While she was not intentionally murdered like Khashoggi, Al-Siddiq was also a victim of the censorship of free speech even while living abroad in the ‘liberal’ West. Three months after her death, a Canadian interdisciplinary communication and technologies hub, Citizen Lab, discovered that Alaa’s smart phone was infected between 2015 and 2020 by the Israeli spyware Pegasus: the Emirati government, among other Arab countries, has been was accused of using Pegasus to track its critical voices.
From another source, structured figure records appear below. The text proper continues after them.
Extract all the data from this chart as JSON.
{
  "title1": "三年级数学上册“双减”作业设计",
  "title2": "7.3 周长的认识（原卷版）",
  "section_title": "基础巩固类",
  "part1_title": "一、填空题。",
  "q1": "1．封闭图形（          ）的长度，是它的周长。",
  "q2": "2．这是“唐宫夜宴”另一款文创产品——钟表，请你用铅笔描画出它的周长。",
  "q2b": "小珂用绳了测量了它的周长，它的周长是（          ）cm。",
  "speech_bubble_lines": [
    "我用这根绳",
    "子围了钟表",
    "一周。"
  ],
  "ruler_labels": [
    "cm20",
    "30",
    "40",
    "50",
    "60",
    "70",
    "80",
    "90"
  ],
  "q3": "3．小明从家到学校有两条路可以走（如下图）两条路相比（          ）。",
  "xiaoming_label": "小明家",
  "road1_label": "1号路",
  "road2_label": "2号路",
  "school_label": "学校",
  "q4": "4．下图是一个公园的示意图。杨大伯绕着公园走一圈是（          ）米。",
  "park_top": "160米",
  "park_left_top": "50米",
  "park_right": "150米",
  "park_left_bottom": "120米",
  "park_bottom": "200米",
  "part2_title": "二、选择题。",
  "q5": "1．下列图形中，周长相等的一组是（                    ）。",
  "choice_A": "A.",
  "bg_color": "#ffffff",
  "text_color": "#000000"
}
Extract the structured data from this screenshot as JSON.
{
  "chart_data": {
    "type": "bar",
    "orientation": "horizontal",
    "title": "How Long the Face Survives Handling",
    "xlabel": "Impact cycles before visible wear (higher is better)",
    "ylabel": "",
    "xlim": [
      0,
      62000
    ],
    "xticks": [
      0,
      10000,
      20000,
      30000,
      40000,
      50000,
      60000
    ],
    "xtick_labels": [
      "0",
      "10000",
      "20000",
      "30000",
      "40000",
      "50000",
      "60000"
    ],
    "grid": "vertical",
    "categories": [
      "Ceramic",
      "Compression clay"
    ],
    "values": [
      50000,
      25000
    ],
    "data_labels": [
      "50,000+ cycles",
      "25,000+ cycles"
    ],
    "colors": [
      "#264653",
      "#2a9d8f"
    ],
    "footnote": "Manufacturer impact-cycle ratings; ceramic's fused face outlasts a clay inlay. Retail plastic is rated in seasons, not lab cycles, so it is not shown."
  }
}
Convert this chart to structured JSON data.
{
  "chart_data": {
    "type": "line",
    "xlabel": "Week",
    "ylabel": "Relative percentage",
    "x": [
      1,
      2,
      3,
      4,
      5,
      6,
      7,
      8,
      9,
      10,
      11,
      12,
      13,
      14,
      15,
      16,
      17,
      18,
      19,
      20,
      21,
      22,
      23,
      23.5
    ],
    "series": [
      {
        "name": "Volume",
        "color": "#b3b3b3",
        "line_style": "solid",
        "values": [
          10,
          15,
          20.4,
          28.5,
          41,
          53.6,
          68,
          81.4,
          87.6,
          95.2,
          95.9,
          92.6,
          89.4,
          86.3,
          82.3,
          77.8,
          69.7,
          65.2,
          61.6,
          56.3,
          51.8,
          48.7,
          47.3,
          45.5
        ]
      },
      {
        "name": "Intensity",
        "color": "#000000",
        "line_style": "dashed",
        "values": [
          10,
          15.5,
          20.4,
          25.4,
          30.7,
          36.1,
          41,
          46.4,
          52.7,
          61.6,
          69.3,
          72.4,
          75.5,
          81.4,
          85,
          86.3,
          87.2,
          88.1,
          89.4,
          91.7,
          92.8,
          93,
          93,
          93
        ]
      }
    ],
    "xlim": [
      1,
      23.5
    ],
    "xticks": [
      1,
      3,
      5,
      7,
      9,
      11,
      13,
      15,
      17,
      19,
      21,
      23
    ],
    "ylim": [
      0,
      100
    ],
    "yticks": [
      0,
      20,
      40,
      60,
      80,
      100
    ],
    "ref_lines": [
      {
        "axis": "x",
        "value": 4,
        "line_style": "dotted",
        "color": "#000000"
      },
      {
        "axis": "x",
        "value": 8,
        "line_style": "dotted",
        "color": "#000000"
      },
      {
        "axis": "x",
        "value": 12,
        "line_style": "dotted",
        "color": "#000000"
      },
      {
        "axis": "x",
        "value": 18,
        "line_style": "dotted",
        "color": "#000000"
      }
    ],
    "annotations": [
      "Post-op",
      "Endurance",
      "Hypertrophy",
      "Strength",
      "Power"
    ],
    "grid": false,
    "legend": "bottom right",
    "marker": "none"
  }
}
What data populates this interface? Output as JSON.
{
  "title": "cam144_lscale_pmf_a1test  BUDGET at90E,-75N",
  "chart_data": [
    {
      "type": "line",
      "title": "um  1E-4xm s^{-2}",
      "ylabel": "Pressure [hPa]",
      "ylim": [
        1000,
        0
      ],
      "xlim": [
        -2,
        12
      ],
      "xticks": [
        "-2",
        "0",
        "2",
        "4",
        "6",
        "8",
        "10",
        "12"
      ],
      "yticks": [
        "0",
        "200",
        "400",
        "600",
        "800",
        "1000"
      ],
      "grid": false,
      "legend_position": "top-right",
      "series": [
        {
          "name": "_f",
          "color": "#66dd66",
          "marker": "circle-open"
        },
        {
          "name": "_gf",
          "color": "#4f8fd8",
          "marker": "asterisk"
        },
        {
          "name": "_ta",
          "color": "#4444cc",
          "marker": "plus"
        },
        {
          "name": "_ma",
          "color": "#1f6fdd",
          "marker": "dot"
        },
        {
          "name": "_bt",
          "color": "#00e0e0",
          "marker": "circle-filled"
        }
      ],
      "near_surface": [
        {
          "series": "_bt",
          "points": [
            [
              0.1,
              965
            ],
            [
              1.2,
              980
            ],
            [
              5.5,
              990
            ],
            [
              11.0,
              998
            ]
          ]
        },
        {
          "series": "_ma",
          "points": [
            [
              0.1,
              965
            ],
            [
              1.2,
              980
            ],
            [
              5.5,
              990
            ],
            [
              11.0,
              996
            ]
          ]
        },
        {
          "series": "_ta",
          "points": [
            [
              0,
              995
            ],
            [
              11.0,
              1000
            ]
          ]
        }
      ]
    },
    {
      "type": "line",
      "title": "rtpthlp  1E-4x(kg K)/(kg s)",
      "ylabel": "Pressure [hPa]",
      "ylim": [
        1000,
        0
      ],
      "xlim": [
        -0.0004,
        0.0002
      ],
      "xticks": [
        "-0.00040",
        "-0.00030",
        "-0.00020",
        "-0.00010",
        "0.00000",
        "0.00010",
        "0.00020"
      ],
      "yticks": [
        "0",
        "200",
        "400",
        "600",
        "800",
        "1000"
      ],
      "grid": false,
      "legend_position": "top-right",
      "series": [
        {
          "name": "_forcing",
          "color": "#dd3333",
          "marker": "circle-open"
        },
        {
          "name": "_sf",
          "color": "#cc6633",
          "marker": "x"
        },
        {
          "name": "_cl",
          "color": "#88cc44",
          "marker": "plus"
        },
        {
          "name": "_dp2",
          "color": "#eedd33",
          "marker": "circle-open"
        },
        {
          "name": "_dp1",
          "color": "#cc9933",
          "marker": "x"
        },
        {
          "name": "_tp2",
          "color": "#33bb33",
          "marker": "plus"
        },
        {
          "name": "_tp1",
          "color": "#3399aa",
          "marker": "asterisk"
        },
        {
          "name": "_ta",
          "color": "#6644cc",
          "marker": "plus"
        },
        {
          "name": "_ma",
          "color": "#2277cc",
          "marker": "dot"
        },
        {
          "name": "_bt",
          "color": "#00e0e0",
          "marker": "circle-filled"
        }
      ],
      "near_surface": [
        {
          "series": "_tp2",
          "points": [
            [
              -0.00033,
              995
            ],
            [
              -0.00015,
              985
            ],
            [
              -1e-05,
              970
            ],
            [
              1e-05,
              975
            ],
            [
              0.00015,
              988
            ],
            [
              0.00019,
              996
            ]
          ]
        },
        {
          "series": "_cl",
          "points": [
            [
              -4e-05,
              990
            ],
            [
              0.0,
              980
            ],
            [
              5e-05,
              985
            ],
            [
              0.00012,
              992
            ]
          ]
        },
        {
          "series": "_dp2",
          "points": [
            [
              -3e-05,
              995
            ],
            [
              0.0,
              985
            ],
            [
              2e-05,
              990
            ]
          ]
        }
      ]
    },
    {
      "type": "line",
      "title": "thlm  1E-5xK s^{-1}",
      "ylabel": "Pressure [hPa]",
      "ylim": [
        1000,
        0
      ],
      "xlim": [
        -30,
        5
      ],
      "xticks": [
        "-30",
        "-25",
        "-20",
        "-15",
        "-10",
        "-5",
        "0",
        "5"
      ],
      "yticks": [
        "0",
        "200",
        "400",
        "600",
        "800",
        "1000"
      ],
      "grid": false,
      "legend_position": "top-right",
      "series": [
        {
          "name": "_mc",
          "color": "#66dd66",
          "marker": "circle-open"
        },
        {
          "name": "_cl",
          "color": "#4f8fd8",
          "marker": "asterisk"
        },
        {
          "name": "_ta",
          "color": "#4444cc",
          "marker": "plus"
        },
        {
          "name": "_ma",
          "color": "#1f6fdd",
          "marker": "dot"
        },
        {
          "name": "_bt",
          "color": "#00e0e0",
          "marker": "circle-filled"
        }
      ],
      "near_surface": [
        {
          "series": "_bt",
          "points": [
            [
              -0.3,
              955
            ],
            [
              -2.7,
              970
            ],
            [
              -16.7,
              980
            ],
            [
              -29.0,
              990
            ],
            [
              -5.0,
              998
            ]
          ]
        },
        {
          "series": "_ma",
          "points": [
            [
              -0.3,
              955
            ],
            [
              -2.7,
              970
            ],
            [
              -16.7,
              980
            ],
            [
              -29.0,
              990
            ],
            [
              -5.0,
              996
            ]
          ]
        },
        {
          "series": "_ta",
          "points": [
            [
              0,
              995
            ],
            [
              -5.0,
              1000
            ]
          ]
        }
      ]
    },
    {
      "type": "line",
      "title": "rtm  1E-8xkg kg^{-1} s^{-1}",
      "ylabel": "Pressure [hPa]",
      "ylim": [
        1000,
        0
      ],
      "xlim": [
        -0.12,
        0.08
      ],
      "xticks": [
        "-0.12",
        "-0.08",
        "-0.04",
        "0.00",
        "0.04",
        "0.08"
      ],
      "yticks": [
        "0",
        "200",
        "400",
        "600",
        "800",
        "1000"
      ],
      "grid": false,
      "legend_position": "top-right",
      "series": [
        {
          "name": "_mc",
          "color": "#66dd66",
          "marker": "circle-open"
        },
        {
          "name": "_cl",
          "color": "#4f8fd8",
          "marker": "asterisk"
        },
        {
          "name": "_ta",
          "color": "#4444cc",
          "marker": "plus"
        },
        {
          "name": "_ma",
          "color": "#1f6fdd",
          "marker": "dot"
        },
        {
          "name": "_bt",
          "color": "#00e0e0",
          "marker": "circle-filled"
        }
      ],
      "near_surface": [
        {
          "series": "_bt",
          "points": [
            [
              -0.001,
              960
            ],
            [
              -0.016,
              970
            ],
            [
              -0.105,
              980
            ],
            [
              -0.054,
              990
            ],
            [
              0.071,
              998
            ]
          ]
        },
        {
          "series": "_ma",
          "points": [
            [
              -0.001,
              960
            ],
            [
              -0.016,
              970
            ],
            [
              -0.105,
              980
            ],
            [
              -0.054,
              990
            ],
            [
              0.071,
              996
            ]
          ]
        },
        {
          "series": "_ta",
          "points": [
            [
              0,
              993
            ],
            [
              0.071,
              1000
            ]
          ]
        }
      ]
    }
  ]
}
Al-Siddiq’s photos, messages, and locations had all been tracked by the spyware, leading activists and journalists to assert that “even in death, there was little peace for Alaa Al-Siddiq.”
Leaving one’s home to exile is not an easy mission. Alaa’s death opens a conversation about the thousands whose lives were threatened by the regimes of their countries, and who know that crossing borders does not keep them away from danger. Two months ago, for example, The MENA Prison Forum posted a blog post which pointed to the perils that Egyptian academics studying in Western countries face when returning back home. In the same vein, findings of the MPF fieldwork show that academic conferences held in major Western Capital cities such as Berlin, Vienna, and Washington DC are often infiltrated by state officials and diplomats from different MENA countries. By following the social media accounts of the conferences and by forming contacts with the administrations of the hosting universities, governments send their agents to attend panels and workshops that discuss political, economic, and social ordeals of the region.
The tragic end of Al-Siddiq also encourages a revision to historical moments when London was a trap not only for activists but also for dissident diplomats and politicians. Just a few decades ago, Saddam Hussein developed a network of spies in London. In July 1978, New York Times reported that General Abdul Razzak Al‐Naif was shot dead “in front of the Intercontinental Hotel across from Hyde Park.” Al-Naif, who shortly served as Iraq’s Prime Minister in 1968, escaped to London with his family following threats by Saddam’s regime. While Al-Naif survived an assassination attempt in 1972 after he openly criticized Saddam’s ruling, he sadly met his fate six years later.
Crossing borders is not only a physical movement, but it can also be done metaphorically through writings, artistic interventions, or advocacy work. Beyond those who have developed an exile identity, developing a connection with the Middle East and its politics might put the lives of ‘Western’ nationals in risk. In August 2021, Nosrat Bazoft, mother of executed British-Iranian journalist Farzad Bazoft, confirmed that her son had been trapped by Saddam’s London-based agents. Executed by Saddam’s regime in March 1990, at the time Bazoft was working for the UK’s Observer and concerned with the Iraqi’s nuclear and chemical programs. However, he had gone to Iraq by the end of the 1980s to cover elections in Kurdish areas. While his journalistic trip was upon an official invitation by Saddam Hussein himself, Bazoft was arrested at Baghdad International Airport while waiting for his flight back to London, and subsequently tried and hung upon accusations of being a spy for Israel.
Whether killed and/or tracked at home or abroad, seeking justice and good governance for the people of the MENA region usually has a price. If guns, knives, and spywares can cross borders to silence dissident and alternative voices, Al-Siddiq’s message will indeed continue like the legacies of the heroes who preceded her.